A recently released cover for Howard Chaykin’s creator-owned comics series The Divided States of Hysteria #4, published by Image Comics, has attracted widespread criticism and condemnation for its graphic depiction of a violent hate crime.
The Chaykin-illustrated cover (viewable here, the image above is from the cover of the first issue of the series) shows a man that’s been hanged from a noose, with his genitals mutilated. A name tag is visible, reading a racial slur commonly used towards people of Pakistani descent.
The image was released online last week with Image Comics’ September 2017 solicitations on websites including CBR, but received attention Friday on social media after being pointed out via Twitter by comics journalist Rosie Knight, who wrote that the cover for the already-controversial series “manages to be the most offensive one yet.”
Quickly, both industry observers and professionals made their distaste for the cover clear on social media, including fellow Image creators such as Tini Howard, Ales Kot and Alex de Campi, who wrote, “Chaykin is punching down at marginalized groups so he can feel ‘daring.'” Criticism has extended to Image’s decision to publish such a graphic, disturbing and racially charged cover. Image Comics declined comment on the cover when reached by CBR on late Friday afternoon.
This is the second major controversy surrounding The Divided States of Hysteria since its first issue was released on June 7. The first issue included a transgender sex worker being attacked after her clients realize she’s trans, which received a vocally negative response for perpetuating the tropes of trans panic and transmisogynistic violence in fiction. The situation was exacerbated by the fact that it was published during Pride month, and was released with a Pride month variant cover.
Image Comics published an essay by Chaykin following the release of The Divided States of Hysteria #1, where he stated the series was conceived before the 2016 presidential election as the “darkest thing I’d ever produced, a dystopic poison pill bereft of my usual snarky comedy.” In light of Donald Trump’s subsequent victory, he wrote that now the series “seems almost naively cheerful and filled with hope,” and that “instead of ‘Trigger warnings,’ ‘Cultural appropriation,’ ‘Safe spaces,’ and ‘Social Justice Warriors,’ maybe we on the left should have put aside all this balkanizing nonsense and been fucking Americans for fuck’s sake.”

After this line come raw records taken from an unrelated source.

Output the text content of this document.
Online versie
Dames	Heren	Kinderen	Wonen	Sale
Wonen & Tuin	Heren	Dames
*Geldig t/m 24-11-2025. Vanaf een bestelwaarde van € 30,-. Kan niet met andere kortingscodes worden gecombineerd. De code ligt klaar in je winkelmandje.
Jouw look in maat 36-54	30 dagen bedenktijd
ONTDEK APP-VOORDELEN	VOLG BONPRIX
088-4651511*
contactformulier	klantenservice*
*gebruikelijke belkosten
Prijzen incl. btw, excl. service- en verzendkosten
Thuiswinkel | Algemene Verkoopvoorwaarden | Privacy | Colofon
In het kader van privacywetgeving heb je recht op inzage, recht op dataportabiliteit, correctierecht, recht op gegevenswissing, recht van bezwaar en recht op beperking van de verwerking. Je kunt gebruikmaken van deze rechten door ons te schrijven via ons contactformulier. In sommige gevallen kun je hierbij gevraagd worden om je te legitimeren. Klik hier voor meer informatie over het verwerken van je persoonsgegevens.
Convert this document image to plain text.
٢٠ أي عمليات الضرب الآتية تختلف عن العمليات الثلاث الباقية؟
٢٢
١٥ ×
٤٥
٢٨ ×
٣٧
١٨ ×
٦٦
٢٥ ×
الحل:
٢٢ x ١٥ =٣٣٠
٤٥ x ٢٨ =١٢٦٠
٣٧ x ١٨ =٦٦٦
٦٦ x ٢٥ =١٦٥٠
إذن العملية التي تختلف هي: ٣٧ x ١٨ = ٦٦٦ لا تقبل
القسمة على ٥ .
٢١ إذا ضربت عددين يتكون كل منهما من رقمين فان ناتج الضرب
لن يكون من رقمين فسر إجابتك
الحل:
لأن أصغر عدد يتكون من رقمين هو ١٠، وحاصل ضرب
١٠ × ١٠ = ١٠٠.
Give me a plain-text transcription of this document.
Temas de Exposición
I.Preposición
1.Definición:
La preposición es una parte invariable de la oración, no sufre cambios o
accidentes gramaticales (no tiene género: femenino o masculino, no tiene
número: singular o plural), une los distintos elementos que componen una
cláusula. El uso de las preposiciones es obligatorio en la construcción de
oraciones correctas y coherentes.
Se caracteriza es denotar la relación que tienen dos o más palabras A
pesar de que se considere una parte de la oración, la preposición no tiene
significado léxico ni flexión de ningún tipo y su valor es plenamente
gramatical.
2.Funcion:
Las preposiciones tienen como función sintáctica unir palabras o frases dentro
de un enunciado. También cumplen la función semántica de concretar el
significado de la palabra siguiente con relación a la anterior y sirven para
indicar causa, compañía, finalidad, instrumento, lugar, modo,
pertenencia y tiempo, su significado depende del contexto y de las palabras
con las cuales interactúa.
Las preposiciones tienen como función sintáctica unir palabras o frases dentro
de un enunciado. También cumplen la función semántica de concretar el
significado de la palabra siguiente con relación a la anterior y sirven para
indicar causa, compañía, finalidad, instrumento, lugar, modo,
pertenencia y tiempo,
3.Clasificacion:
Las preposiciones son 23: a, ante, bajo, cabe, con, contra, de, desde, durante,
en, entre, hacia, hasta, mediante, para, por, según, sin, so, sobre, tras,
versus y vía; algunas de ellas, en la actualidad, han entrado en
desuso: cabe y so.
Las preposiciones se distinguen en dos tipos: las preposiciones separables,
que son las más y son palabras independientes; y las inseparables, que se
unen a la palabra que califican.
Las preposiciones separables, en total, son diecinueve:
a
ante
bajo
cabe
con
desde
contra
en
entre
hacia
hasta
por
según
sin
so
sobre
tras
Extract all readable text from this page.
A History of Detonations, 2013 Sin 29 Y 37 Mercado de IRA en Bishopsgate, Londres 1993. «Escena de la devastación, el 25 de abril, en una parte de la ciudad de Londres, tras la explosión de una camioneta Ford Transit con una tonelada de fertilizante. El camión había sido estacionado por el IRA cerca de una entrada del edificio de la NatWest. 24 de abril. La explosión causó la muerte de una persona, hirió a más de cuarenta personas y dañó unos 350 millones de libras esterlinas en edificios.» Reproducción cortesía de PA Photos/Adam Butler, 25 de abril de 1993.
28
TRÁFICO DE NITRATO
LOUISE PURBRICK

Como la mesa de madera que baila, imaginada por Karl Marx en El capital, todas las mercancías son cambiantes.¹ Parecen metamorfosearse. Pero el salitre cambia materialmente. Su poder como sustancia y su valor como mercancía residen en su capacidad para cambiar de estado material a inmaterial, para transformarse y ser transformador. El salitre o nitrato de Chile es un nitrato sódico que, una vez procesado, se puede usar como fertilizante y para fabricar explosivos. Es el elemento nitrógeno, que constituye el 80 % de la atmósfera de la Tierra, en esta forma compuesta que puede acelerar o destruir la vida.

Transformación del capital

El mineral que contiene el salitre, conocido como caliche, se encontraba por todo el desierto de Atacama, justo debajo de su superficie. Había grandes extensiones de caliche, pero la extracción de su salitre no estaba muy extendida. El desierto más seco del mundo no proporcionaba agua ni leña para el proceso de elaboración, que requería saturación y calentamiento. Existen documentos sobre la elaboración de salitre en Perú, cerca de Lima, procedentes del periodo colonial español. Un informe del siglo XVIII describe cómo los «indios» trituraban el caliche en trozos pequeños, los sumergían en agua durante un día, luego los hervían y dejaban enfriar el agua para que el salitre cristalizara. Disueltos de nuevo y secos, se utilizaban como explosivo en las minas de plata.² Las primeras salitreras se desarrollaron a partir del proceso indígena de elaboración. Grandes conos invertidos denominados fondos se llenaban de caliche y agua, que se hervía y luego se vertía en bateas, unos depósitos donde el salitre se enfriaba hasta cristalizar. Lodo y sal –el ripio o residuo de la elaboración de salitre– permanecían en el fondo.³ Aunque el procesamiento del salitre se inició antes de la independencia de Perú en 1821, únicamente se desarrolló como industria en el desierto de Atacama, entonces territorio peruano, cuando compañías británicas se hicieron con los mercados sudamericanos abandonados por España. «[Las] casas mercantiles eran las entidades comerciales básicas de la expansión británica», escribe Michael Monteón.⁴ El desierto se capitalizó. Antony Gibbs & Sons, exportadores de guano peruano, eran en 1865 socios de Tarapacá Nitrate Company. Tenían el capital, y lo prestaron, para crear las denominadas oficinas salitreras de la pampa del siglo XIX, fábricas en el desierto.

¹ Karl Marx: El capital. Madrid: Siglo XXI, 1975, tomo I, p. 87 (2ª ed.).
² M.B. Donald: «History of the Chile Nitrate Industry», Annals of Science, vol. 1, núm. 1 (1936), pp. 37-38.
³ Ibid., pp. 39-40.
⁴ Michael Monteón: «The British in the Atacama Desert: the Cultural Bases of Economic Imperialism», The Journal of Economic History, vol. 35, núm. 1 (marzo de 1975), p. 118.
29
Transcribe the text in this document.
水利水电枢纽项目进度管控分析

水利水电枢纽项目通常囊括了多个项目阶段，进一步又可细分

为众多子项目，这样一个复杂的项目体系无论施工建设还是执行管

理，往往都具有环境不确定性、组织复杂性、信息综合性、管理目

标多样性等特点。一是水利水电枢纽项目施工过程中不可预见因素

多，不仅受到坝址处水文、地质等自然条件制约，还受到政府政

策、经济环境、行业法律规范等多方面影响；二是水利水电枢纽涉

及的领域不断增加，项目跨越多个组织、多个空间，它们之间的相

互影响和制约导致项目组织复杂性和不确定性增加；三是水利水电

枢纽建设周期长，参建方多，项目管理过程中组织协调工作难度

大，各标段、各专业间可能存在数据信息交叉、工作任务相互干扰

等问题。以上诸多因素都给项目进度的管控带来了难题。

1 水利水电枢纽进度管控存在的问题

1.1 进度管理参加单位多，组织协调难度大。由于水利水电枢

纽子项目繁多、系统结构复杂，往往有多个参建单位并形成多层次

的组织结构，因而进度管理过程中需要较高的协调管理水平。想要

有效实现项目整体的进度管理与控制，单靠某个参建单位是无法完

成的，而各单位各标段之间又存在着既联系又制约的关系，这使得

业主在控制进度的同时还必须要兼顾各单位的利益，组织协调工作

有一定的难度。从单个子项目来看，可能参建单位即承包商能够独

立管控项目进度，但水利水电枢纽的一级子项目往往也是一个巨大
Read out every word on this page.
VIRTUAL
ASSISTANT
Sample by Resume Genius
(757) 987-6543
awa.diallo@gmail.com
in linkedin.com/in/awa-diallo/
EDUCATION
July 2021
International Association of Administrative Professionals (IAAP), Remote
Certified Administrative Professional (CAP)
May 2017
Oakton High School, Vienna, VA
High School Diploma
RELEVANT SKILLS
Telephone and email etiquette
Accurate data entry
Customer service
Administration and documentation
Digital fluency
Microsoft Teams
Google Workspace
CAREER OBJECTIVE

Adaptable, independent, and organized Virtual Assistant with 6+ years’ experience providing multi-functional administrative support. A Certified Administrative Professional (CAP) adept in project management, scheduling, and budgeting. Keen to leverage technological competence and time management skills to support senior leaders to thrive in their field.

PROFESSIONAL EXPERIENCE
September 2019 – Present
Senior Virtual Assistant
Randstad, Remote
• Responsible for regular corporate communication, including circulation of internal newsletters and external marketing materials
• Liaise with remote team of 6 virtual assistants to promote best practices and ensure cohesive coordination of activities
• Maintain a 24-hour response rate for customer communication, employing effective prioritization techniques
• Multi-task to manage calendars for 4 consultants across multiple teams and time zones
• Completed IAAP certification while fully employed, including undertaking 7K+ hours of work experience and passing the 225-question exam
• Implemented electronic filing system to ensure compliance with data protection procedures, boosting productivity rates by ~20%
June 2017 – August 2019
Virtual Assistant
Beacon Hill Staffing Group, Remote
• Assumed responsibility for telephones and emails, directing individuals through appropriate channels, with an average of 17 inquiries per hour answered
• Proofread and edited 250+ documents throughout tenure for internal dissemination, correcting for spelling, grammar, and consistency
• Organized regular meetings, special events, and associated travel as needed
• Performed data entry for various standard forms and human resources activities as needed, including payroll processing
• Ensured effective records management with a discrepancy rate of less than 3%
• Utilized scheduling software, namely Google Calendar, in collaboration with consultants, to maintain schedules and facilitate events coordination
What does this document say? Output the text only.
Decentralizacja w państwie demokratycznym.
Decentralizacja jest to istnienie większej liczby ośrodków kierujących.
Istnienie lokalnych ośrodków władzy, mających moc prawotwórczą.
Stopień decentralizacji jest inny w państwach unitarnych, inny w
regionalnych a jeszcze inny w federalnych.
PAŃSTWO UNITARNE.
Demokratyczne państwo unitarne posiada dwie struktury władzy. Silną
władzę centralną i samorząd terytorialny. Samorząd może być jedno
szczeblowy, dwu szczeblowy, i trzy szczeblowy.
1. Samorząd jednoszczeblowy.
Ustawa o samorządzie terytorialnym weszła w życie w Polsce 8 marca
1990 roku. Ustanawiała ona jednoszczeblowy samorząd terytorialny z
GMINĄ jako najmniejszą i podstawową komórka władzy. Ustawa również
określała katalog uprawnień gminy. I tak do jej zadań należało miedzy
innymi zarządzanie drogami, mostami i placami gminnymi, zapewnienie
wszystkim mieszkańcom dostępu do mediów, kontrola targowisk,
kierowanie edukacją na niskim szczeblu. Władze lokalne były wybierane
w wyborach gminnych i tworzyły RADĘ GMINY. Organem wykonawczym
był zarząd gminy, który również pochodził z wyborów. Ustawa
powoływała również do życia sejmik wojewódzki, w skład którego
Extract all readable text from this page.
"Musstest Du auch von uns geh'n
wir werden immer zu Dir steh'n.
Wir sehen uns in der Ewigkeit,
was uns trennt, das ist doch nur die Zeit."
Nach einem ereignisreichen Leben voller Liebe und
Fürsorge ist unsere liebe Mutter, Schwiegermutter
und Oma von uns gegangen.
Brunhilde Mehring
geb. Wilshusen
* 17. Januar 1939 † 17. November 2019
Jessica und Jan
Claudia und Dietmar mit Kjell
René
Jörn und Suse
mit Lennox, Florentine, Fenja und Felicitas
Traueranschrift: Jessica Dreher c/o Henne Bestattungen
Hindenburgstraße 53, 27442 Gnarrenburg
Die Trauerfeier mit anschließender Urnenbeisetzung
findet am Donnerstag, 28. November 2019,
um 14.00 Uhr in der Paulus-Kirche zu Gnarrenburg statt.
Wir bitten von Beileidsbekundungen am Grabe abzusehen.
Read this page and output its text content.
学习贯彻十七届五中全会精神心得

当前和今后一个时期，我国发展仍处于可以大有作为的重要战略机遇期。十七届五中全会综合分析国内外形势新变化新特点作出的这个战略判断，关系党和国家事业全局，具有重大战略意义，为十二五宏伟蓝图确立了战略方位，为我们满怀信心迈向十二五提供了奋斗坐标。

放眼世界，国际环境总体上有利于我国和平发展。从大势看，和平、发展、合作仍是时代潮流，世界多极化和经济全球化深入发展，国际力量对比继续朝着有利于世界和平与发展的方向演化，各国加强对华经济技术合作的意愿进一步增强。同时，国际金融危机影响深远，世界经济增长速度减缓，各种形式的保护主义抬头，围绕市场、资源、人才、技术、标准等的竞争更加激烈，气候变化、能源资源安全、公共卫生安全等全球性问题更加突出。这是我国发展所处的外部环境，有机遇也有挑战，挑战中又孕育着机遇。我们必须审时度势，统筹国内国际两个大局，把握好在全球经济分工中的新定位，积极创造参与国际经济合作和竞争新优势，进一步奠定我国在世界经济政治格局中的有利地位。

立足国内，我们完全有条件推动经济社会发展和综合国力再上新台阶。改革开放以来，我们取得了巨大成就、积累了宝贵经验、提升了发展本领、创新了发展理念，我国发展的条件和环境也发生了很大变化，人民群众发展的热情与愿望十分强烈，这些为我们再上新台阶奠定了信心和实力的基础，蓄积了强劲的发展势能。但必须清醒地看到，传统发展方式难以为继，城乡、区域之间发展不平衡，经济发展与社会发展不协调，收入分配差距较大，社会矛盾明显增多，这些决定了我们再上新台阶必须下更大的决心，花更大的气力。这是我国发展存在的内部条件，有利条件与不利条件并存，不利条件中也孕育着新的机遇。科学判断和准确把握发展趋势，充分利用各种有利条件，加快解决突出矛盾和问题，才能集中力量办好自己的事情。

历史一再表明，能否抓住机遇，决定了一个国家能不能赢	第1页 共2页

After the release of issue #1 and the associated criticism, Image Comics released a press release titled, “Chaykin’s The Divided States of Hysteria sparks industry conversation,” announcing a second printing of the issue. In the release, Image Comics Publisher Eric Stephenson was quoted, “Rooted in the worst aspects of reality, this is indignant, rebellious fiction, designed to make readers both angry and uncomfortable, but more than that, it’s intended to provoke thought about how and why things have reached a state where the tools for progress—discourse, understanding, cooperation—are shunned in favor of treating anyone with an opposing viewpoint as an enemy combatant.”
An acclaimed writer and artist, Chaykin has also long been a polarizing figure in the comics industry, as the author of violent and sexually explicit work including Black Kiss. The Divided States of Hysteria was originally announced at Image Expo in April 2016, and tells the story of America in the midst of a second Civil War. Its fourth issue is scheduled for release on Sept. 13.